Kotlin용 Lets-Plot을 이용한 데이터 시각화

Kotlin용 Lets-Plot (LPK)는 R의 ggplot2 라이브러리를 Kotlin으로 포팅한 멀티 플랫폼 플로팅 라이브러리입니다. LPK는 기능이 풍부한 ggplot2 API를 Kotlin 생태계에 제공하여 정교한 데이터 시각화 기능이 필요한 과학자 및 통계학자에게 적합합니다.
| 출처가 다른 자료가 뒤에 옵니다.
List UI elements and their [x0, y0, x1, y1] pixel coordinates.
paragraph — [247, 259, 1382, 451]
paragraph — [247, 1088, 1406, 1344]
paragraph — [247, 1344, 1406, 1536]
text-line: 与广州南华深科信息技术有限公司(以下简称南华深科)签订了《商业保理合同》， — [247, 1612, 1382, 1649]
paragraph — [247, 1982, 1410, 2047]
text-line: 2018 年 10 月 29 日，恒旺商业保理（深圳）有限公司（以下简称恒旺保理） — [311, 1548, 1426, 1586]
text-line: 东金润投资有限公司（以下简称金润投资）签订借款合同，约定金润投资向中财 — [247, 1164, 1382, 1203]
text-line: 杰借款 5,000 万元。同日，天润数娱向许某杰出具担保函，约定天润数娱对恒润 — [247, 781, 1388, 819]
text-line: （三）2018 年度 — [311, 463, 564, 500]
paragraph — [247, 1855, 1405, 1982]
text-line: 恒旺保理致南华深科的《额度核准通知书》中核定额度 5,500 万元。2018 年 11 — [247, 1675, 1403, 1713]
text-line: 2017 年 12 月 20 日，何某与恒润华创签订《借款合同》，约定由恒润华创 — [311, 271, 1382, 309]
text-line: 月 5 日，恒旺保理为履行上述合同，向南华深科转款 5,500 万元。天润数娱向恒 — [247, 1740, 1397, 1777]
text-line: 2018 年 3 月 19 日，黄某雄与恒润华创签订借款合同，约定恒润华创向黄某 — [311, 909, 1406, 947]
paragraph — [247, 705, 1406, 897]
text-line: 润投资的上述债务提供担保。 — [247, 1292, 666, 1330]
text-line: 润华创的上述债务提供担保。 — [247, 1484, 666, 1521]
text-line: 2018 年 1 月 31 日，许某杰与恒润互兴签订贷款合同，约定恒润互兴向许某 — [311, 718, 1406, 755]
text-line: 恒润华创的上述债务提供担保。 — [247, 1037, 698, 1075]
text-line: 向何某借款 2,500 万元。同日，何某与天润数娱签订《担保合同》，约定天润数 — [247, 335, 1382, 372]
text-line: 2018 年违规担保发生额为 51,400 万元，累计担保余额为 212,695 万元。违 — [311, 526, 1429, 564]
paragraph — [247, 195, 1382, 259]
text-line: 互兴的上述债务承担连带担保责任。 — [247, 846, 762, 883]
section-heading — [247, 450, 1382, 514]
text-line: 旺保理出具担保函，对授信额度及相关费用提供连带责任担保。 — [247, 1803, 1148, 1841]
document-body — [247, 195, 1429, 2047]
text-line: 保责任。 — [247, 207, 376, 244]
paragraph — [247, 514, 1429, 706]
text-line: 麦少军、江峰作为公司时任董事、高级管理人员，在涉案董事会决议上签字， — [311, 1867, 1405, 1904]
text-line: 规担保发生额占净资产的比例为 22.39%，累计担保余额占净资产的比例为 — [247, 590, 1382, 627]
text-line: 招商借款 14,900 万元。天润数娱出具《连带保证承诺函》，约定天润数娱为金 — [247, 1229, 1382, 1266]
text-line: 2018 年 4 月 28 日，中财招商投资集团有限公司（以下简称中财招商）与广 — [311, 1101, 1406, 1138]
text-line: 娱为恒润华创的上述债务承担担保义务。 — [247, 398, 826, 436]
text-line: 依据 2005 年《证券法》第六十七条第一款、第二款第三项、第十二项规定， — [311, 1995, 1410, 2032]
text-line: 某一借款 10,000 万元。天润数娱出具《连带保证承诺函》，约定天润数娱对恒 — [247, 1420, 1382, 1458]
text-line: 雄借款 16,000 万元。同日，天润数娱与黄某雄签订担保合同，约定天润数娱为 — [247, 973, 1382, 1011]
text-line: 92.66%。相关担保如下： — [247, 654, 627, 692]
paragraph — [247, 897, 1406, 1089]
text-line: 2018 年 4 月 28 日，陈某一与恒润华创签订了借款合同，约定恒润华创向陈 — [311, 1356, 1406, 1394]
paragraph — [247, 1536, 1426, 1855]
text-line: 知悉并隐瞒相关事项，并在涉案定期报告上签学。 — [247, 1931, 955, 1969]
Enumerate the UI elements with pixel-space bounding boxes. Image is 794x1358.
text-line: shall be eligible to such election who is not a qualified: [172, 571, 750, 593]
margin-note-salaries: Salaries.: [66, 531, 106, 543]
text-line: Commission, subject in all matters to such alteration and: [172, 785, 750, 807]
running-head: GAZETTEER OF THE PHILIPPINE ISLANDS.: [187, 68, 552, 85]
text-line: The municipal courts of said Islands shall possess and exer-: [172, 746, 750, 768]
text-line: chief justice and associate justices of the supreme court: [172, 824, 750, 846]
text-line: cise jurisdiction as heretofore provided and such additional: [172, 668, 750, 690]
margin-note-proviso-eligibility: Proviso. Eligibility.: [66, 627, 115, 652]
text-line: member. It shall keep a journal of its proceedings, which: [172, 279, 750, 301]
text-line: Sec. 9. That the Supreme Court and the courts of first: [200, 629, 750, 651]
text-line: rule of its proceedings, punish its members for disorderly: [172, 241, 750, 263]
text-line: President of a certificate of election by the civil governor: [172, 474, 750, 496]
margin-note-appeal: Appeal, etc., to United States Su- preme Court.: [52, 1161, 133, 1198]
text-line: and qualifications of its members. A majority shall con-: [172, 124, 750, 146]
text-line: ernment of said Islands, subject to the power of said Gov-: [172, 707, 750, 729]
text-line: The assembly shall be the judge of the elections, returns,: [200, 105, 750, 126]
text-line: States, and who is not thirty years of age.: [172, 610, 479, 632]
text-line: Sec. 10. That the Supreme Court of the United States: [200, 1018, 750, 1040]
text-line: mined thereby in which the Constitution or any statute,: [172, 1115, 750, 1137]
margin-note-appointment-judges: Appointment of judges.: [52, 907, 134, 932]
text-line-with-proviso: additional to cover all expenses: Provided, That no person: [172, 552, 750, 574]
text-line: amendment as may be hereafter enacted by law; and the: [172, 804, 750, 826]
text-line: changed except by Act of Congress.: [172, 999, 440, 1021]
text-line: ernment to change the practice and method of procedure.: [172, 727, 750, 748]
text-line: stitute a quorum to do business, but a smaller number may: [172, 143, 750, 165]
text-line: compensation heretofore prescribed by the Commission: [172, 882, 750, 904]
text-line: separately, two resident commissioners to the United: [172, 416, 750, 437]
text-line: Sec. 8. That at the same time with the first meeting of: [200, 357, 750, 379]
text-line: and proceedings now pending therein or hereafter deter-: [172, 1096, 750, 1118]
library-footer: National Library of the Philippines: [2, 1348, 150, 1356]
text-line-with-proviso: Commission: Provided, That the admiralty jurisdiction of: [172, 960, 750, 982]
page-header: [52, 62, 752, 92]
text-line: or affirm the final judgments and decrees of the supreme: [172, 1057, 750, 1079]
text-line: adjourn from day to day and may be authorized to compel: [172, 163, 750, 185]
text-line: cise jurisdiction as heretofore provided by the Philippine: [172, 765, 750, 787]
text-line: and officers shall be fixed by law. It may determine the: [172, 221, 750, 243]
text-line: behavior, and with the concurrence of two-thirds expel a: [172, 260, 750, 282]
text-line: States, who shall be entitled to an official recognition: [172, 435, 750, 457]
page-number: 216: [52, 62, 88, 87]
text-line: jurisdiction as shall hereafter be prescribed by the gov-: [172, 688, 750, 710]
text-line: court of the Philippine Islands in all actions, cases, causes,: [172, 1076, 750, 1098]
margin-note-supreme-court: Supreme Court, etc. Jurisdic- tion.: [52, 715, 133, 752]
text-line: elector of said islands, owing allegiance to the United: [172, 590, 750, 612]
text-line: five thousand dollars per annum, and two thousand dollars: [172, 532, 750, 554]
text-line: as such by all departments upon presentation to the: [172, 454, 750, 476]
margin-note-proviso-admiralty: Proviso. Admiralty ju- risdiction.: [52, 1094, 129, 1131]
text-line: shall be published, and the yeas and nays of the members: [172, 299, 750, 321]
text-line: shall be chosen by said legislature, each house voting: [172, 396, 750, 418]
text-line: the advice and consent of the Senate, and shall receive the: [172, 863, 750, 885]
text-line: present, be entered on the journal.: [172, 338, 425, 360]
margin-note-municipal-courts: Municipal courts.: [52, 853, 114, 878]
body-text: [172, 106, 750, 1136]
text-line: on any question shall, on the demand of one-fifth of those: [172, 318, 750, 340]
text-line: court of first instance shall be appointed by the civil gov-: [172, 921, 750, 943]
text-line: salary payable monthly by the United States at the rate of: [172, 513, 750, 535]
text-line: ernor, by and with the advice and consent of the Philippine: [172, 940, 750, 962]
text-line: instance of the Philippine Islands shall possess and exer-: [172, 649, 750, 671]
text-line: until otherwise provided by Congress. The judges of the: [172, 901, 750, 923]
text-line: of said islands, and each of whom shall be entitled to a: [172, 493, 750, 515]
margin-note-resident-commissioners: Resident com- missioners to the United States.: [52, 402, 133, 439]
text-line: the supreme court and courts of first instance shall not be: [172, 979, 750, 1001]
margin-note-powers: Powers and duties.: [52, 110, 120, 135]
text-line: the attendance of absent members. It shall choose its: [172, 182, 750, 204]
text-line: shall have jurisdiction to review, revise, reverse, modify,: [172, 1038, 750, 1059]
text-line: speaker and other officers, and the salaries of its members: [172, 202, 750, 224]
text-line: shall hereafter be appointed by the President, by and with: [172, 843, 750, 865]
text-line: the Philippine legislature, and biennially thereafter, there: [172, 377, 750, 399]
LPK는 Kotlin 노트북, Kotlin/JS, JVM의 Swing, JavaFX, Compose Multiplatform 등 다양한 플랫폼을 대상으로 합니다. 또한 LPK는 IntelliJ, DataGrip, DataSpell 및 PyCharm과 완벽하게 통합됩니다.

이 튜토리얼에서는 IntelliJ IDEA의 Kotlin Notebook에서 LPK 및 Kotlin DataFrame 라이브러리를 사용하여 다양한 플롯 유형을 만드는 방법을 보여줍니다.

시작하기 전에

최신 버전의 IntelliJ IDEA Ultimate를 다운로드하여 설치합니다.
IntelliJ IDEA에 Kotlin Notebook plugin을 설치합니다.

또는 IntelliJ IDEA 내에서 Settings | Plugins | Marketplace에서 Kotlin Notebook plugin에 액세스합니다.
File | New | Kotlin Notebook을 선택하여 새 노트북을 만듭니다.
노트북에서 다음 명령을 실행하여 LPK 및 Kotlin DataFrame 라이브러리를 가져옵니다.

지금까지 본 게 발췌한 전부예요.